Я молча кивнул, не в силах говорить. Откашлялся, прочистил сжавшееся в спазмах горло и сказал:
— У нас, там, где был мой дом, людей никогда не хоронили в земле. Земли было мало, но дело не в этом. Первые люди, сошедшие с корабля, заметили, что когда после смерти человека проходит около двухсот часов, то его тело начинает быстро меняться, прямо на глазах превращаться в пепел. Тела становились похожи на сгоревшую бумагу, достаточно было подуть и тела рассыпались в прах. Врачи говорили, что это действие какого-то местного микроба, кажется. Такое происходило только с людьми, а с животными и растениями — нет. Врачи еще говорили, что этот процесс тления опасен, поэтому у нас всех покойников кремировали. В каждом районе был свой крематорий, а то и два. Как их похоронят? — поднял я голову, которую до сих пор держал опущенной.
В глазах Томпсона скользнул огонек жалости:
— Если ты хочешь, мы проведем кремацию.
— Да, я так хочу.
Он подал мне листы бумаги, скрепленные скрепкой:
— Там, на трех экземплярах, распишись внизу, где указано твое имя.
Я подписал и поднялся с кровати.
— Ты куда? — тоже вскочил Бауэр. — Ты же еще слабый!
— Я должен их видеть.
— Кого? — этим вопросом доктор напомнил меня.

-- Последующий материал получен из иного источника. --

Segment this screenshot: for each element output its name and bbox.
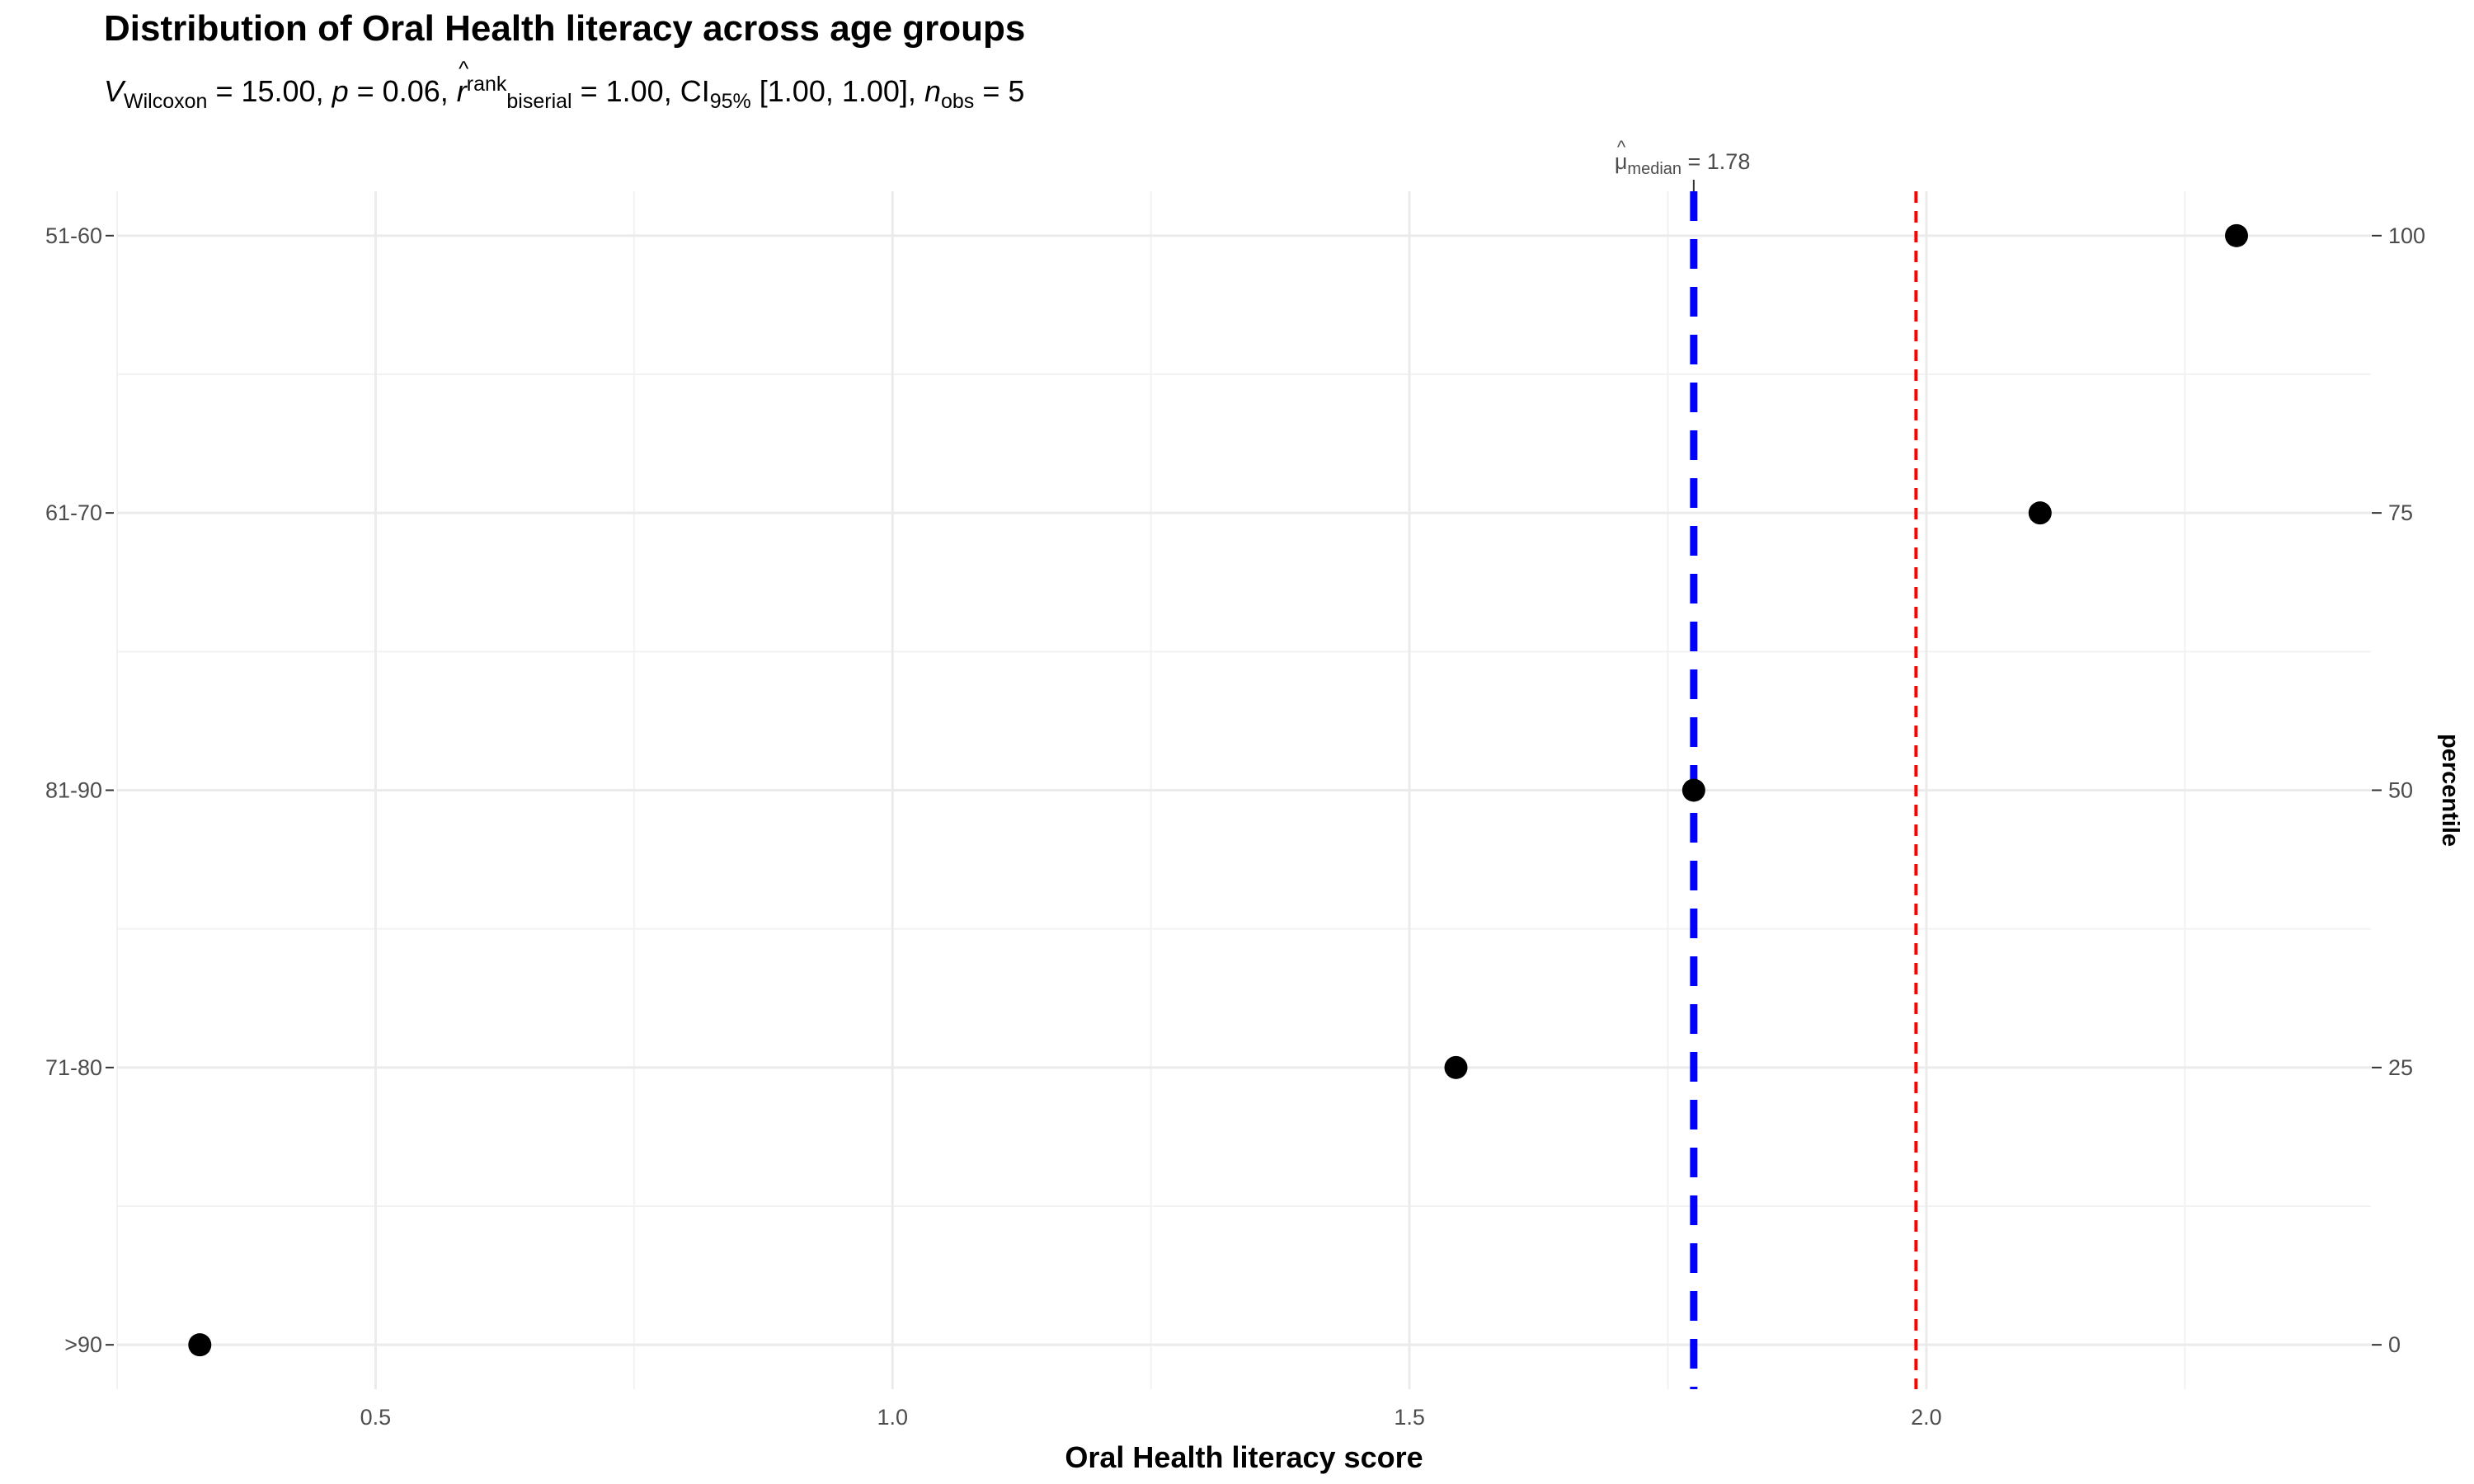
subtitle-p-label: p — [332, 74, 349, 108]
data-point — [1444, 1055, 1468, 1079]
x-tick-label: 1.5 — [1394, 1405, 1425, 1430]
subtitle-n-label: n — [924, 74, 941, 108]
subtitle-v-sub: Wilcoxon — [124, 90, 208, 114]
subtitle-ci-label: CI — [680, 74, 710, 108]
subtitle-n-value: = 5 — [982, 74, 1025, 108]
y2-axis-title: percentile — [2437, 734, 2463, 847]
y-left-tick-label: 61-70 — [45, 500, 102, 525]
y-right-tick-label: 50 — [2388, 778, 2413, 803]
subtitle-p-value: = 0.06, — [356, 74, 449, 108]
x-axis-title: Oral Health literacy score — [1065, 1440, 1423, 1474]
x-tick-label: 1.0 — [877, 1405, 908, 1430]
y-right-tick-label: 25 — [2388, 1055, 2413, 1080]
data-point — [2028, 501, 2052, 525]
subtitle-v-value: = 15.00, — [215, 74, 324, 108]
y-left-tick-label: 71-80 — [45, 1055, 102, 1080]
data-point — [1681, 778, 1705, 802]
subtitle-ci-value: [1.00, 1.00], — [759, 74, 916, 108]
chart-title: Distribution of Oral Health literacy acr… — [104, 8, 1026, 49]
subtitle-r-sup: rank — [466, 73, 507, 96]
data-point — [2225, 223, 2249, 247]
y-right-tick-label: 100 — [2388, 223, 2425, 248]
subtitle-v-label: V — [104, 74, 125, 108]
x-tick-label: 0.5 — [360, 1405, 392, 1430]
subtitle-r-sub: biserial — [506, 90, 572, 114]
chart-subtitle: VWilcoxon = 15.00, p = 0.06, rrankbiseri… — [104, 56, 1025, 114]
y-right-tick-label: 75 — [2388, 500, 2413, 525]
y-left-tick-label: 81-90 — [45, 778, 102, 803]
data-point — [188, 1333, 212, 1357]
y-left-tick-label: 51-60 — [45, 223, 102, 248]
y-right-tick-label: 0 — [2388, 1332, 2401, 1357]
subtitle-n-sub: obs — [940, 90, 975, 114]
subtitle-r-value: = 1.00, — [580, 74, 672, 108]
y-left-tick-label: >90 — [64, 1332, 102, 1357]
subtitle-ci-sub: 95% — [709, 90, 751, 114]
median-hat: ^ — [1617, 137, 1626, 157]
median-label: μmedian = 1.78 — [1615, 149, 1750, 178]
subtitle-r-label: r — [457, 56, 468, 109]
x-tick-label: 2.0 — [1911, 1405, 1942, 1430]
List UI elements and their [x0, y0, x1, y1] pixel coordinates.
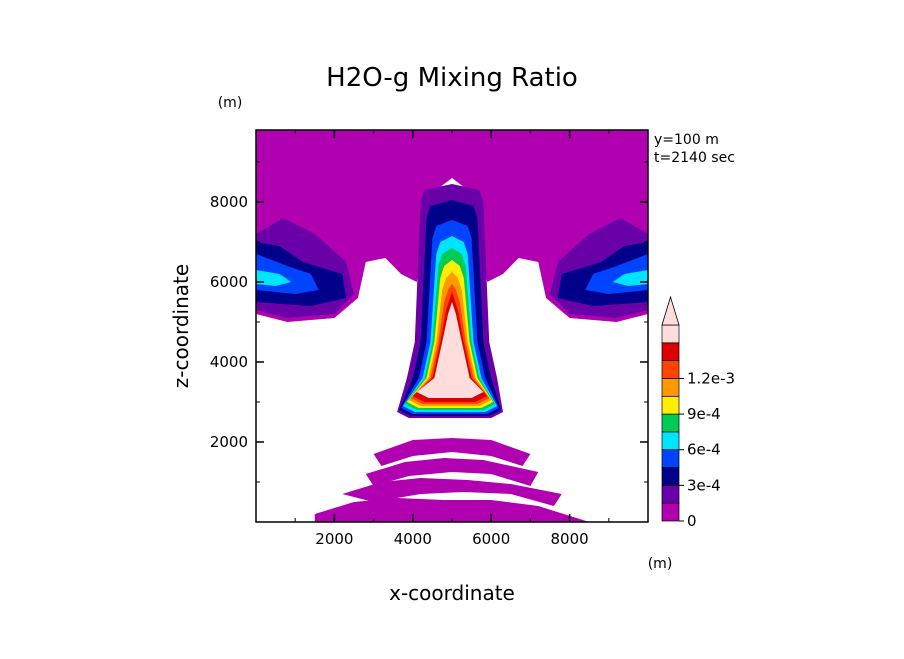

— Их. Всех. Они умерли, а я остался жить. Я должен их видеть, понимаете, должен видеть каждого!
Они понимали, Томпсон молча кивнул головой, а Говоров в первый раз за все время посмотрел на меня, как на живого человека, а не на больного.
Тут я заметил, что стою, по-прежнему закутанный в простыню.
— Мне дадут что-нибудь одеть или тут можно ходить так?
Доктор вынес из соседнего бокса белые брюки и рубашку с коротким рукавом. Я натянул на себя одежду, старательно стараясь не замечать собственных дрожащих рук и ног, взял протянутую мне доктором куртку и мы пошли.
Мы ходили из одной холодильной камеры в другую, провожаемые удивленными взглядами редких прохожих. Наверное, смотрелись мы странно — я, шатающийся от слабости, в одежде не по росту и не по объему, полицейский с усталым лицом и красными от недосыпа глазами, доктор в белом халате и длинный худой ученый, сочувственно поглядывающий на меня.
Они лежали, укрытые белыми простынями, на которых блестели кристаллики инея. Из-под простынь высовывались восковые ступни с синими ногтями. Их лица... Лучше бы их не видеть: на каждом печать мучений и боли, глаза стеклянно смотрят в никуда, пронизывая тебя насквозь. Все молодые, сильные и мертвые. Я откидывал простыню и жадно всматривался в каждое лицо, пытаясь вспомнить, узнать, но тщетно. Лица медленно проходили перед моими глазами, но я не мог узнать их. По крайней мере, они были не из Южного Фритауна. Я прикасался к их телам, холодным и твердым, как лед, я молча просил прощения, за то, что остался жить. Я брал их за руки, я бы рыдал, если бы мог, выл, как бабы на похоронах, выл, как умирающий пес, но слез не было. Только горло перехватило стальными тисками, только кровь стучала в висках. Я смотрел на чужие мертвые лица, а перед моими глазами стояли лица моих любимых. Каждый раз, заново откидывая простыню, я умирал — я боялся, что следующее лицо будет лицом Ривы, или Марты, или Артура, или Арчера. Я боялся, что увижу их, и боялся, что не увижу. Семьдесят четыре раза я смотрел в чужие глаза, но от этого не становилось легче. Чем больше я видел лиц, тем страшнее мне становилось. Я молился только об одном — чтобы мне не пришлось увидеть мертвые лица тех, кого я любил.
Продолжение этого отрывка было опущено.